MSN has a post titled, "Most Haunting Rides Of Film And TV." Who should take center stage? Christine. Now we're talking horror movies! I liked both the film and the book (in that order, since I saw the film first.)
Sharing the road with King's own Maximum Overdrive won't be easy for Christine, as that one comes in #8 of 14.
About Christine the MSN article notes:
To say that "Christine" (1983) is about a bloodthirsty car is true. But it's more true to say that it's an utterly demented love story about a boy and his restored '58 Plymouth Fury. Like so many codependent high-school relationships, it ends badly, with Christine going on a bully-killing rampage, while her nerdy teenage paramour takes the hint and becomes a callous, beer-drinking bad boy. The Fury winds up compacted but unbowed; the epilogue shows her cubed frame stirring, beginning the long road to demonic recovery.The article also mentions a movie called "Duel" (1971) -- which I found to be strangely engrossing. I can't explain it -- but it was cool.

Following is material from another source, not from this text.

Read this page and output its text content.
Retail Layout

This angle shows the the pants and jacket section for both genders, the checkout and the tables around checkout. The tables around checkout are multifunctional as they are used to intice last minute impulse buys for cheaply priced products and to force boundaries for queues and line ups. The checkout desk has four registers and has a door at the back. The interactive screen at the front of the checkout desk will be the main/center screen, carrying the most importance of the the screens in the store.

But, alas. . . my favorite has to go to The Munster Koach, which "is a cobbled-together Frankenstein monstrosity of parts harvested from the Ford Model T. George Barris, the Koach's creator, used three of Henry Ford's seminal cars to create an 18-foot-long chopped hot rod."
The MSN slideshow is HERE.
The judgment of the lists that keep cropping up sort of substantiate and idea I've had. That is that contrary to popular opinion, the average common man is more interested in real life than books or movies.
ReplyDeleteIt's not that they don't like stories, they do, it's just that for most people real life is on a level with which fiction, no matter how good, just can't compete, as witnessed by the almost tossed off nature of the lists.
If the above is true, then i wonder if maybe they're smarter for it. End of pointless ramble.